I have a text file which contains binary data in the following manner:
00000000000000000000000000000000001011111111111111111111111111111111111111111111111111111111110000000000000000000000000000000
00000000000000000000000000000000000000011111111111111111111111111111111111111111111111000111100000000000000000000000000000000
00000000000000000000000000000000000011111111111111111111111111111111111111111111111111111111100000000000000000000000000000000
00000000000000000000000000000000000111111111111111111111111111111111111111111111111111111111100000000000000000000000000000000
00000000000000000000000000000000000011111111111111111111111111111111111111111111111111111111100000000000000000000000000000000
00000000000000000000000000000000000000011111111111111111111111111111111111111111111111111111100000000000000000000000000000000
00000000000000000000000000000000000000011111111111111111111111111111111111111111111111000111110000000000000000000000000000000
00000000000000000000000000000000000000111111111111111111111111111111111111111111111111111111110000000000000000000000000000000
00000000000000000000000000000000000000000000111111111111111111111111111111111111110000000011100000000000000000000000000000000
00000000000000000000000000000000000000011111111111111111111111111111111111111111111111100111110000000000000000000000000000000
00000000000000000000000000000000000111111111111111111111111111111111111111111111111111110111110000000000000000000000000000000
00000000000000000000000000000000001111111111111111111111111111111111111111111111111111111111100000000000000000000000000000000
00000000000000000000000000000000000000001111111111111111111111111111111111111111111111000011100000000000000000000000000000000
00000000000000000000000000000000000000001111111111111111111111111111111111111111111111000011100000000000000000000000000000000
00000000000000000000000000000000000001111111111111111111111111111111111111111111111111111111000000000000000000000000000000000
00000000000000000000000000000000000000011111111111111111111111111111111111111111111110000011100000000000000000000000000000000
00000000000000000000000000000000000000000000011111111111111111111111111111111111100000000011100000000000000000000000000000000
00000000000000000000000000000000000000111111111111111111111111111111111111111111111111110111100000000000000000000000000000000
Please note that each 1 or 0 is independent i.e the values are not decimal. I need to find the column wise sum of the file. There are 125 columns in all and there are 840946 rows.
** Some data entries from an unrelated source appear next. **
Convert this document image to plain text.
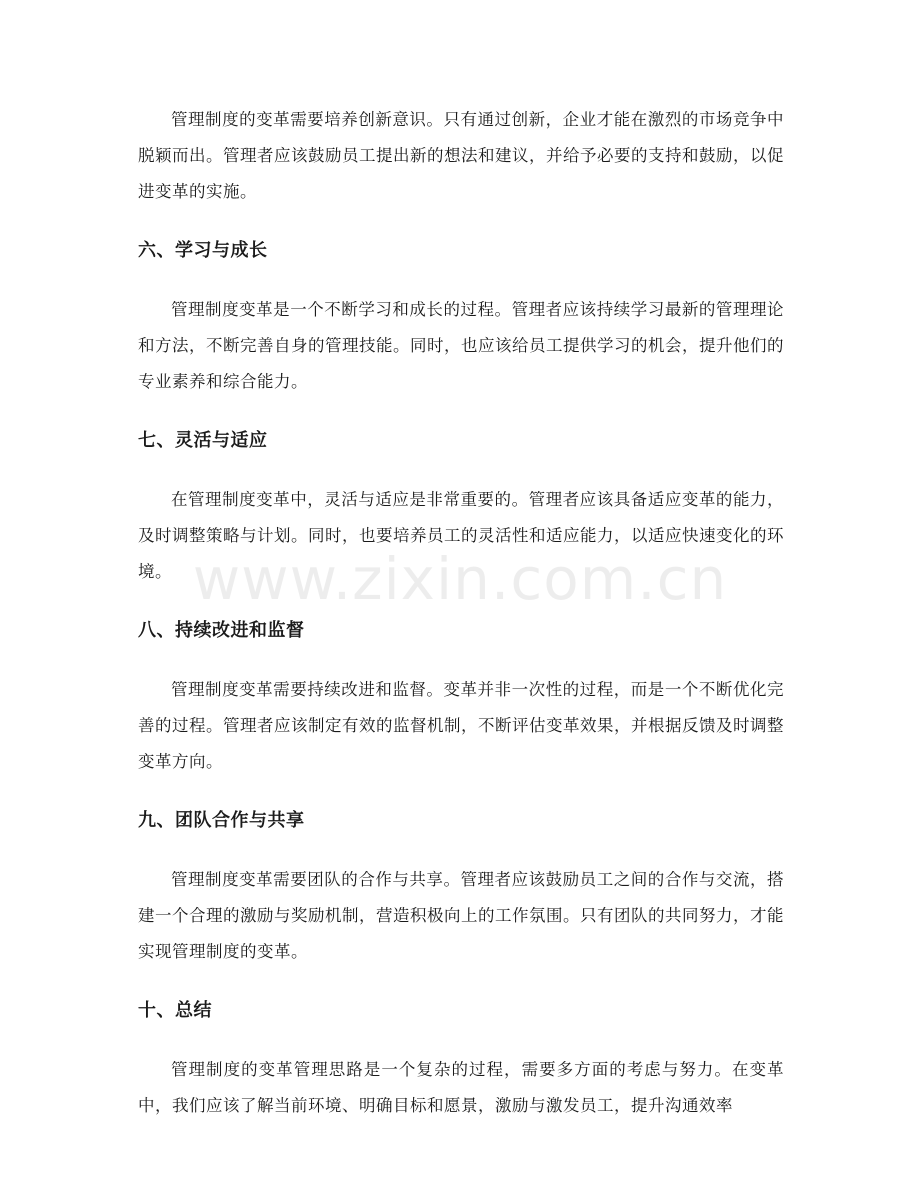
管理制度的变革需要培养创新意识。只有通过创新，企业才能在激烈的市场竞争中脱颖而出。管理者应该鼓励员工提出新的想法和建议，并给予必要的支持和鼓励，以促进变革的实施。

六、学习与成长

管理制度变革是一个不断学习和成长的过程。管理者应该持续学习最新的管理理论和方法，不断完善自身的管理技能。同时，也应该给员工提供学习的机会，提升他们的专业素养和综合能力。

七、灵活与适应

在管理制度变革中，灵活与适应是非常重要的。管理者应该具备适应变革的能力，及时调整策略与计划。同时，也要培养员工的灵活性和适应能力，以适应快速变化的环境。

八、持续改进和监督

管理制度变革需要持续改进和监督。变革并非一次性的过程，而是一个不断优化完善的过程。管理者应该制定有效的监督机制，不断评估变革效果，并根据反馈及时调整变革方向。

九、团队合作与共享

管理制度变革需要团队的合作与共享。管理者应该鼓励员工之间的合作与交流，搭建一个合理的激励与奖励机制，营造积极向上的工作氛围。只有团队的共同努力，才能实现管理制度的变革。

十、总结

管理制度的变革管理思路是一个复杂的过程，需要多方面的考虑与努力。在变革中，我们应该了解当前环境、明确目标和愿景，激励与激发员工，提升沟通效率

www.zixin.com.cn
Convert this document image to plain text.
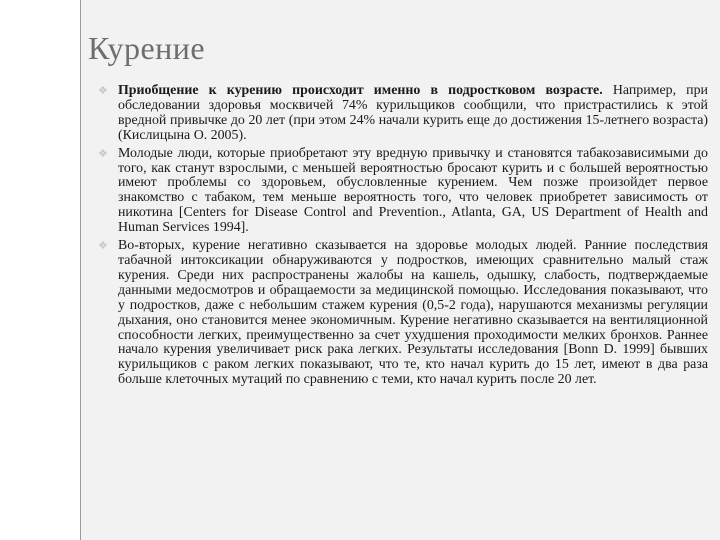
Курение
❖ Приобщение к курению происходит именно в подростковом возрасте. Например, при обследовании здоровья москвичей 74% курильщиков сообщили, что пристрастились к этой вредной привычке до 20 лет (при этом 24% начали курить еще до достижения 15-летнего возраста) (Кислицына О. 2005).
❖ Молодые люди, которые приобретают эту вредную привычку и становятся табакозависимыми до того, как станут взрослыми, с меньшей вероятностью бросают курить и с большей вероятностью имеют проблемы со здоровьем, обусловленные курением. Чем позже произойдет первое знакомство с табаком, тем меньше вероятность того, что человек приобретет зависимость от никотина [Centers for Disease Control and Prevention., Atlanta, GA, US Department of Health and Human Services 1994].
❖ Во-вторых, курение негативно сказывается на здоровье молодых людей. Ранние последствия табачной интоксикации обнаруживаются у подростков, имеющих сравнительно малый стаж курения. Среди них распространены жалобы на кашель, одышку, слабость, подтверждаемые данными медосмотров и обращаемости за медицинской помощью. Исследования показывают, что у подростков, даже с небольшим стажем курения (0,5-2 года), нарушаются механизмы регуляции дыхания, оно становится менее экономичным. Курение негативно сказывается на вентиляционной способности легких, преимущественно за счет ухудшения проходимости мелких бронхов. Раннее начало курения увеличивает риск рака легких. Результаты исследования [Bonn D. 1999] бывших курильщиков с раком легких показывают, что те, кто начал курить до 15 лет, имеют в два раза больше клеточных мутаций по сравнению с теми, кто начал курить после 20 лет.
I have tried textread, fscanf and a few other matlab commands, but the result is that they all read each row in decimal format and create a 840946x1 array. I want to create a 840946x125 matrix to compute a column wise sum.
You can use textread to do it. Just read strings and later process them with sscanf, one digit at a time
A = textread('data.txt', '%s');
ncols = size(A, 1);
nrows = size(A{1}, 2);
A = reshape(sscanf([A{:}], '%1d'), nrows, ncols);
Note that now A is transposed, i.e. you have 125 rows.
The column-wise sum is then computed simply by
colsum = sum(A);
Here's a slightly hack-ish approach:
A = textread('data.txt', '%s');
colsum = sum(cat(1,A{:})-'0')
Breakdown:
textread will read each line of 0's and 1's as a single string. A will therefore be a cell-string, with each element equal to a string of length 125.
cat(1,A{:}) will concatenate the cell string into a "normal" Matlab character array of size 840946-by-125.
Subtracting the ASCII-value '0' from any character array consisting of 0's and 1's will return their numeric representation. For example, 'a'-0 = 97, the ASCII-value for lower-case 'a'.
sum will finally sum over the columns of this array.